財務省と内閣府が発表した4―6月期の法人企業景気予測調査によると、企業の景況感を示す景況判断指数(BSI)は、大企業全産業でマイナス0・9となり、2四半期連続でマイナスとなった。前回調査の1―3月期はマイナス7・5だった。新型コロナウイルス感染症拡大が落ち着き、宿泊業や飲食業、娯楽業などの客数が回復したものの、自動車関連でウクライナ情勢を受けた仕入れ価格の上昇などが響いた。

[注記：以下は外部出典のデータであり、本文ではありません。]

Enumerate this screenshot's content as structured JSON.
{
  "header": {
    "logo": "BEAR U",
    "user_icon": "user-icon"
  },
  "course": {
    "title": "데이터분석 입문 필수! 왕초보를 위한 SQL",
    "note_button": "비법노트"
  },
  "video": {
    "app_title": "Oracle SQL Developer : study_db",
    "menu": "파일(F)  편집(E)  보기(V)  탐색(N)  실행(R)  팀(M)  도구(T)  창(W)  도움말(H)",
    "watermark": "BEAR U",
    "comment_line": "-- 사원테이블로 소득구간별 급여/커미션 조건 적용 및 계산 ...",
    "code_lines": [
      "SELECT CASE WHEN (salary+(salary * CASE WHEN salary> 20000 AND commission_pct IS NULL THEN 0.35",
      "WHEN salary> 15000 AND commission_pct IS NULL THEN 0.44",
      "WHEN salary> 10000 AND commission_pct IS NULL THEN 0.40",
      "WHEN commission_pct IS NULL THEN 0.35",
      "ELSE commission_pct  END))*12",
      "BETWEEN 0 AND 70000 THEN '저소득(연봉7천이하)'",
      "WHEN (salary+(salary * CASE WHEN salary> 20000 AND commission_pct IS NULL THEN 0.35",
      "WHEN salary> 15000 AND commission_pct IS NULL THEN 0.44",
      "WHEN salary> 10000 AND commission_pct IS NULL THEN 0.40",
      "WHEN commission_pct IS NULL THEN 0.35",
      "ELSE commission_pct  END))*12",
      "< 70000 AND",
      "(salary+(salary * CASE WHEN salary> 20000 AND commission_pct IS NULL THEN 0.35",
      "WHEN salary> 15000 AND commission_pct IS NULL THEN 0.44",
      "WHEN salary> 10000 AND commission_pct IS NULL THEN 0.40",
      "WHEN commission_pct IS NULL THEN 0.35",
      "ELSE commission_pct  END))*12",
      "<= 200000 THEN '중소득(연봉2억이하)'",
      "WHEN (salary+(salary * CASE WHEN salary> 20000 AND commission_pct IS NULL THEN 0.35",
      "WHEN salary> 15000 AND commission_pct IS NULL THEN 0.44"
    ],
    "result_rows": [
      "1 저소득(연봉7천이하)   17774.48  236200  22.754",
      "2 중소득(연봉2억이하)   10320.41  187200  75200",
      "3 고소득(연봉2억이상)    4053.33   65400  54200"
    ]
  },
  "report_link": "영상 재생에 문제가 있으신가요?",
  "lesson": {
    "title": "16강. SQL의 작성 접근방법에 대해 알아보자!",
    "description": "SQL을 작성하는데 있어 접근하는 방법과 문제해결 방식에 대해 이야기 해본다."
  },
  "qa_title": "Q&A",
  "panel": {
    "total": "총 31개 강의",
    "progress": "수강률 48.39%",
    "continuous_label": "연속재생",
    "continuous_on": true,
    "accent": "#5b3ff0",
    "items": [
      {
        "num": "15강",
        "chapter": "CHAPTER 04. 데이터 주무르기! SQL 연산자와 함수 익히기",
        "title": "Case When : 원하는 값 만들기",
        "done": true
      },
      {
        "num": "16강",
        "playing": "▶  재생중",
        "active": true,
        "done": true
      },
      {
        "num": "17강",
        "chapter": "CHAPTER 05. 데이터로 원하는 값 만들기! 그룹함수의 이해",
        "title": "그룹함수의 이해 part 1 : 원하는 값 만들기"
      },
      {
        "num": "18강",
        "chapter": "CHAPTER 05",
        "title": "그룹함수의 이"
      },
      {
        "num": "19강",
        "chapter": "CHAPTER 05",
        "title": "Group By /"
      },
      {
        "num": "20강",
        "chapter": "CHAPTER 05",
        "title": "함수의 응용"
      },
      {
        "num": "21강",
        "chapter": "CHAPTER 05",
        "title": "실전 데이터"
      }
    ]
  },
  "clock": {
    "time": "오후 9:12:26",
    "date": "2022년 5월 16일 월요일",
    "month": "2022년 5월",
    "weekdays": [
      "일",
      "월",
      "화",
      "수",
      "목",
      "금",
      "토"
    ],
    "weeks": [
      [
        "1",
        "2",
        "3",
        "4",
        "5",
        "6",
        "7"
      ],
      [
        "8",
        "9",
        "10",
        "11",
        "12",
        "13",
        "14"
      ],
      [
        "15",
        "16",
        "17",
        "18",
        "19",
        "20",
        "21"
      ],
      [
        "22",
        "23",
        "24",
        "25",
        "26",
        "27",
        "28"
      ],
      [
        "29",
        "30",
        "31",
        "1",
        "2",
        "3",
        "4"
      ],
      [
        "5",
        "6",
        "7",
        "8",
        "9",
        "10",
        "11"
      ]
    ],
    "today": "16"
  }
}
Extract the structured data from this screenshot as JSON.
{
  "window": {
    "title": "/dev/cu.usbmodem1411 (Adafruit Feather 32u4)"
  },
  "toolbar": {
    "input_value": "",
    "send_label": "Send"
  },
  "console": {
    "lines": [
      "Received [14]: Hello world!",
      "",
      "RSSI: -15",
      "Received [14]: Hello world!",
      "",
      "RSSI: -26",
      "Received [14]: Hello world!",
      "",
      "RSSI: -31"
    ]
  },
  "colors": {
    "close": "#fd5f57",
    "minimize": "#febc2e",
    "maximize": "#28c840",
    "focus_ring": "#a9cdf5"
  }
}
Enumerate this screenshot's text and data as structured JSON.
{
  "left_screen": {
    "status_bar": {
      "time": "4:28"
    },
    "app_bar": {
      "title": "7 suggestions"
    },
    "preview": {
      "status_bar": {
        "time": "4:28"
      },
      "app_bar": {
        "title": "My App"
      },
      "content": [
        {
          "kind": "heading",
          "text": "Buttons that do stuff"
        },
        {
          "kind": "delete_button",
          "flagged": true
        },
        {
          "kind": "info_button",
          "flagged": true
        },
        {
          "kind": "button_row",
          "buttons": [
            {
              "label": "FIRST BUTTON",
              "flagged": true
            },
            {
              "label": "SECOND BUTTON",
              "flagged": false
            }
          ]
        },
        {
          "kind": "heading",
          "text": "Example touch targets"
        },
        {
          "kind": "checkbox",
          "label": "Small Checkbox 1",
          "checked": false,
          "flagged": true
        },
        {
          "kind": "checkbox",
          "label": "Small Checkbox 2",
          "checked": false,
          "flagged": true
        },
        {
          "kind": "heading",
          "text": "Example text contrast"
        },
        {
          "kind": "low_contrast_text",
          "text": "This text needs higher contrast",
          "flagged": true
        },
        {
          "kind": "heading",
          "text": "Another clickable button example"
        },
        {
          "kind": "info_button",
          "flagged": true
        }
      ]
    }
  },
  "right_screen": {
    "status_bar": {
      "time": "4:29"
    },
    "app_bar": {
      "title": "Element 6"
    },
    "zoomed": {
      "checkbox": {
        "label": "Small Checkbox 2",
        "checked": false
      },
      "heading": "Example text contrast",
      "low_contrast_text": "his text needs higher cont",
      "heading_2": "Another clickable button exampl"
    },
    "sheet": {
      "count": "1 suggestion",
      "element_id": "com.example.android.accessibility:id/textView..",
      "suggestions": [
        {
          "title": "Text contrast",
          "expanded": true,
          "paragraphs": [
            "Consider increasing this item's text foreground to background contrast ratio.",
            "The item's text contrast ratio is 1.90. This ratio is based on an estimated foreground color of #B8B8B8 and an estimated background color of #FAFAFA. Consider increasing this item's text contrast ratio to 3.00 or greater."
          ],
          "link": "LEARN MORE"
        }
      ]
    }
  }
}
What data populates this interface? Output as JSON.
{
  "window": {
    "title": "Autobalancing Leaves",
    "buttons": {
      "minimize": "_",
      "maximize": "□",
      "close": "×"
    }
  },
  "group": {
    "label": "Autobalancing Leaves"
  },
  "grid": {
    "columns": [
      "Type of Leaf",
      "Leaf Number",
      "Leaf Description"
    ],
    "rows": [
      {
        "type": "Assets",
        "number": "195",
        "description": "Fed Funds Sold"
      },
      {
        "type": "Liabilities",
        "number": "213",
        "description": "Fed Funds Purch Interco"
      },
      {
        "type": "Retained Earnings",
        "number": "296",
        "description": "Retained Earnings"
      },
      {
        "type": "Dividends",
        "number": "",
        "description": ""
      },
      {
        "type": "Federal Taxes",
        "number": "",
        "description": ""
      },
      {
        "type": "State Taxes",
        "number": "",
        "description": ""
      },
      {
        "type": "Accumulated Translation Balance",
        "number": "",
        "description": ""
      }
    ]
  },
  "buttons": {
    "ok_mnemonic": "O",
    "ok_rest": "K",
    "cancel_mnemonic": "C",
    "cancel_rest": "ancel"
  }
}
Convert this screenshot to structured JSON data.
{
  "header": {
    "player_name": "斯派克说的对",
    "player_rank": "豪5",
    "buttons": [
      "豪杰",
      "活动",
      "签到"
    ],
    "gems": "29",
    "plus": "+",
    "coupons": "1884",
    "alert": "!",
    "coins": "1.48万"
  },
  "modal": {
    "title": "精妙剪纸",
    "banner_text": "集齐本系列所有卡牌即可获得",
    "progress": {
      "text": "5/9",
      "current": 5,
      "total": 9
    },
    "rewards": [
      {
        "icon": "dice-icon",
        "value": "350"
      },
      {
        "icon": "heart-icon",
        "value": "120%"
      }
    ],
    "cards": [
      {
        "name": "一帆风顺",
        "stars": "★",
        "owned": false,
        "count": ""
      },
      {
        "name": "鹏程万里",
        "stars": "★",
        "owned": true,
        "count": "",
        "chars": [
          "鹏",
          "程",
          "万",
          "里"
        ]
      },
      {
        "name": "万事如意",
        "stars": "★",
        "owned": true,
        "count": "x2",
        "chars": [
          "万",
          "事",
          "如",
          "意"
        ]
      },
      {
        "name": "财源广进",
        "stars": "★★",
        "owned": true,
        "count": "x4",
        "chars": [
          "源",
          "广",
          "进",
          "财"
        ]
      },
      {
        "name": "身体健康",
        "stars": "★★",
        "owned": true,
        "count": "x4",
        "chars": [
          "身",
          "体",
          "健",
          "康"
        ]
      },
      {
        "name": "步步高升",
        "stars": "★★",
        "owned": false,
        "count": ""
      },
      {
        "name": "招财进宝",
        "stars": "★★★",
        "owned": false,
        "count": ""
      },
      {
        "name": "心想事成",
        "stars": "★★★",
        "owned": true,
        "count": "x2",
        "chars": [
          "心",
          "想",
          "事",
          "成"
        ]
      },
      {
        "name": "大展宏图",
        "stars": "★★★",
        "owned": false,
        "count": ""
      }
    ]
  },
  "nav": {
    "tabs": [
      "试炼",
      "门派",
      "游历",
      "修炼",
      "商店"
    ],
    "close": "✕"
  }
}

4―6月期の大企業BSIのうち、製造業はマイナス9・9、非製造業は3・4だった。中堅企業はマイナス2・1、中小企業はマイナス14・8となった。

大企業、中堅企業は7―9月期にプラスに転じるが、中小企業はマイナスで推移する見通し。BSIは、景況が前期に比べ「上昇」と回答した企業の割合から「下降」と回答した企業の割合を差し引いた値。

2022年度の全産業の設備投資額は前年度比16・0%増と、過去最大を更新した。自動車関連で電動化や脱炭素化、半導体の需要増加に対応した能力増強投資が見込まれる。

22年度の売上高は、全産業は同4・3%増、製造業は同7・6%増で、非製造業は同3・0%増でいずれも増収見込み。経常利益は、全産業は同0・6%減、製造業は同2・4%減、非製造業は同0・2%増を見込む。

雇用の現状判断(6月末)を見ると、大企業全産業は15・8となり、11年9月末以降44四半期連続の「不足気味」超となった。中堅企業は31・1、中小企業は23・8で、いずれも「不足気味」超だった。